E’ quindi naturale che il modo in cui ho svolto la seconda parte del lavoro fosse così saldamente condizionato da una dimensione d’adempimento, lo è perché, essendo privato della dimensione di sviluppo, lo scopo di metà del lavoro veniva inevitabilmente declassato a un semplice svolgimento di un esame come tanti altri.
Oltretutto, io ritengo che sia difficile evitare una dimensione adempitiva quando ci si trova all’interno di un contesto che per alcuni aspetti la favorisce. L’università generalmente favorisce lo scambio e lo sviluppo, ma ritengo che la prassi valutativa della modalità d’esame di questo laboratorio richiami molto fortemente la dimensione dell’adempimento.
Il semplice fatto che ci sia una valutazione di idoneo-non idoneo, per me favorisce questo processo.
Idoneo, sul dizionario etimologico, viene definito come aggettivo che ha le capacità e i requisiti necessari e fin qui è coerente con il modo in cui viene definita all’interno dell’esame, perché c’è un richiamo all’acquisizione di competenze corrispondenti a certi prerequisiti, all’interno di una valutazione; appare però anche la definizione adatto, adeguato: questo significa che per essere idoneo lo studente deve adattarsi, adeguarsi agli standard imposti dal valutatore.
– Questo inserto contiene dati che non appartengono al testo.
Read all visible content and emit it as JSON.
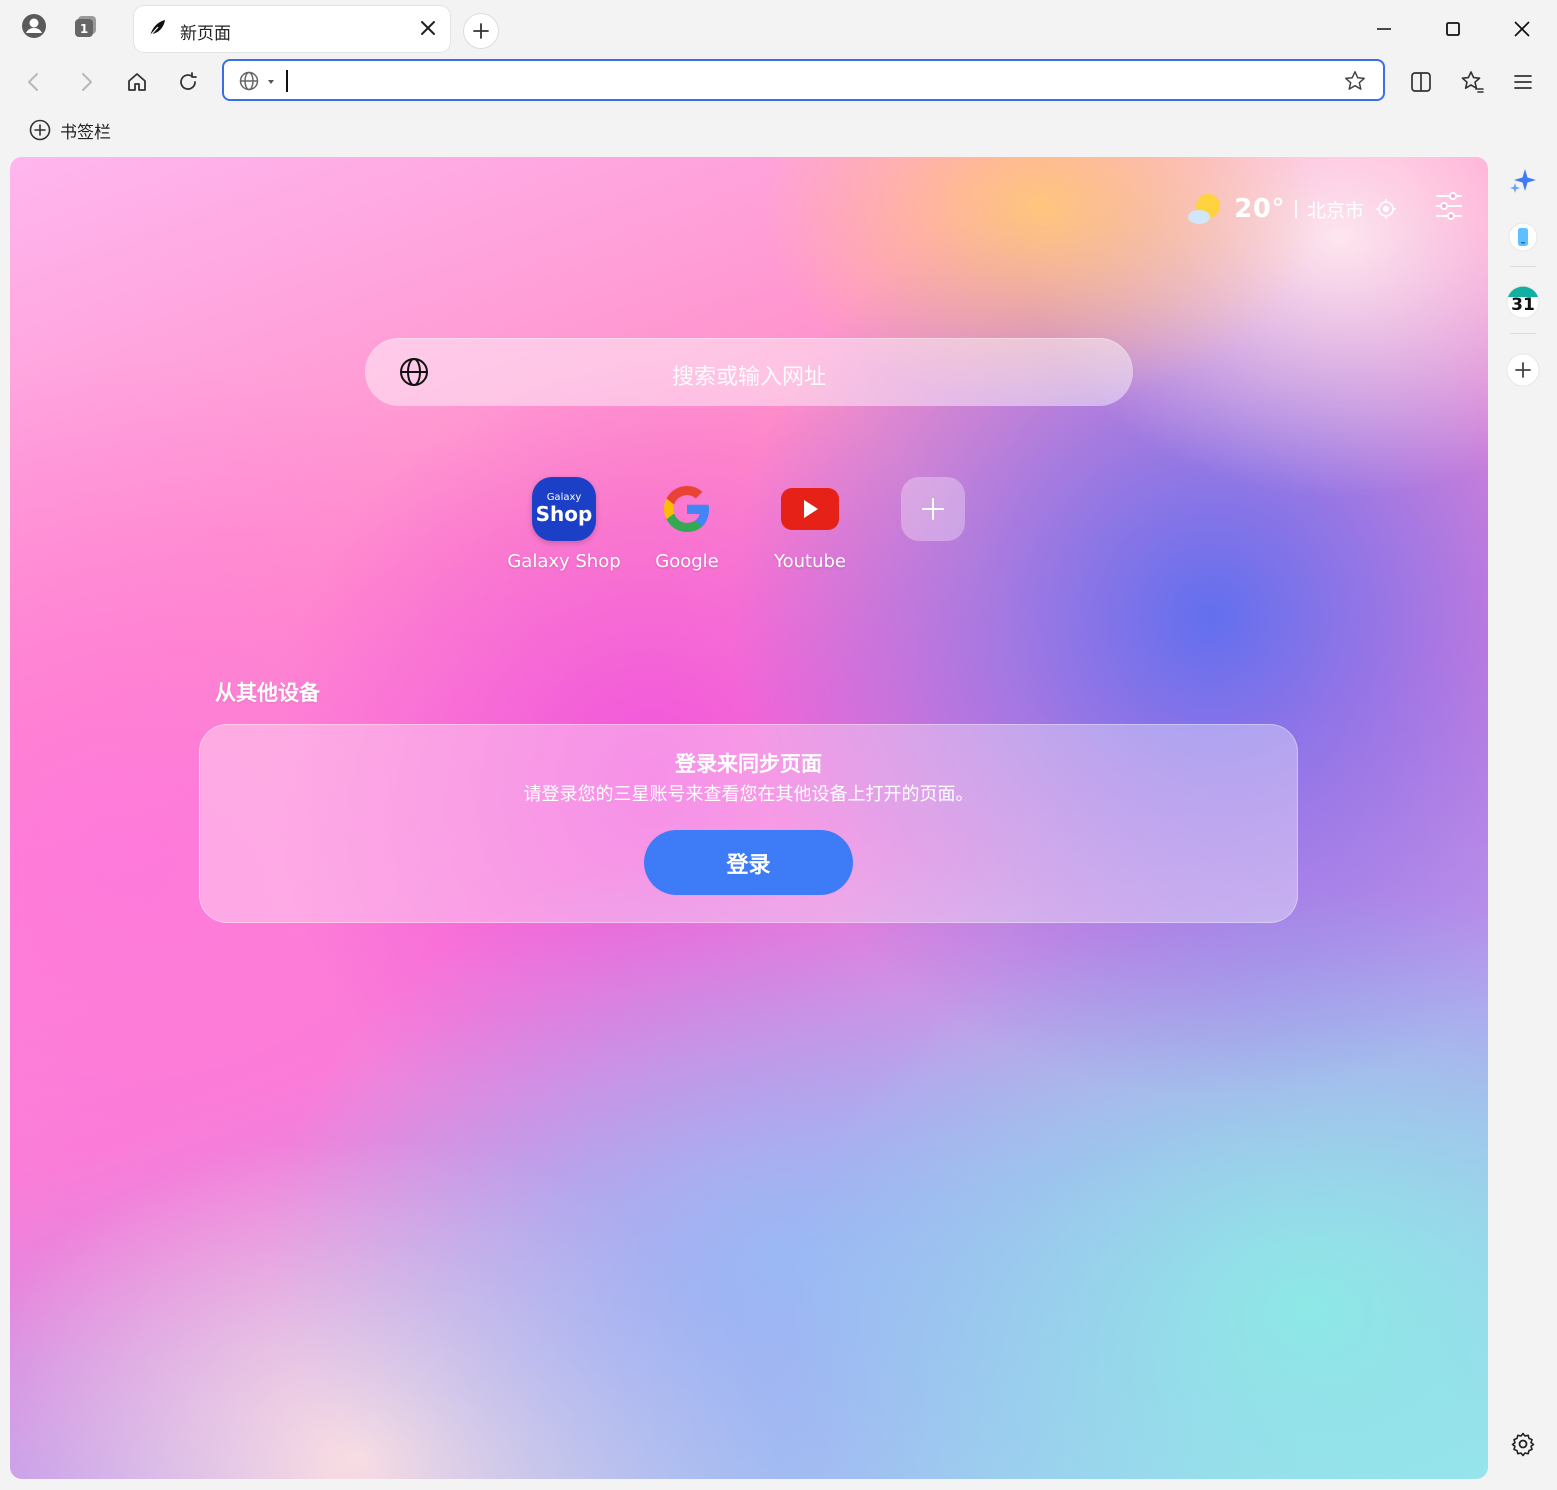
{
  "tab": {
    "title": "新页面"
  },
  "urlbar": {
    "value": ""
  },
  "bookmarks_bar": {
    "label": "书签栏"
  },
  "weather": {
    "temperature": "20°",
    "city": "北京市"
  },
  "search": {
    "placeholder": "搜索或输入网址"
  },
  "shortcuts": [
    {
      "label": "Galaxy Shop",
      "icon_text_top": "Galaxy",
      "icon_text_main": "Shop"
    },
    {
      "label": "Google"
    },
    {
      "label": "Youtube"
    }
  ],
  "sync": {
    "section_title": "从其他设备",
    "title": "登录来同步页面",
    "description": "请登录您的三星账号来查看您在其他设备上打开的页面。",
    "login_label": "登录"
  },
  "side_panel": {
    "calendar_day": "31"
  },
  "colors": {
    "accent": "#3d7cf6",
    "url_focus": "#3a6ee8"
  }
}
Adeguarsi! Significa quindi che lo studente deve adattarsi alla situazione, deve rientrare all’interno di precisi canoni per poter entrare nel gruppo degli idonei, magari assecondando le richieste di chi corregge. Dov’è la dimensione di scambio e di sviluppo?
Certo, non si può pretendere che si aboliscano i voti in un corso di laurea dato l’indubbia utilità, dato che c’è bisogno che ci siano dei criteri che permettano di distinguere chi è competente da chi non lo è. E’ un ragionamento giusto, la selezione per me è necessaria per formare psicologi competenti, ma c’è un’ulteriore discriminazione all’interno della valutazione ed è la quella che rende questa modalità d’esame fortemente guidata da una dinamica adempitiva. Chi non è idoneo, ovvero chi è inadatto, chi non ha voluto adeguarsi agli standard imposti, non solo non passa l’esame, ma gli viene addirittura impedito di partecipare all’appello successivo. E questo, oltre a essere un’ingiustizia organizzativa, è un elemento che determina ai miei occhi la presenza della logica dell’adempimento sottostante alla modalità d’esame. Impedire agli studenti bocciati di fare l’appello successivo costituisce una vera e propria “punizione” per coloro che non soddisfano le richieste per superare questo esame. In questo modo non si può più parlare di competenze-non competenze, ma dell’atavica dicotomia amico-nemico, da una parte gli studenti che rispondono ai canoni di idoneità e dall’altra gli studenti che non rispondono alle richieste e vengono puniti per la loro inadeguatezza.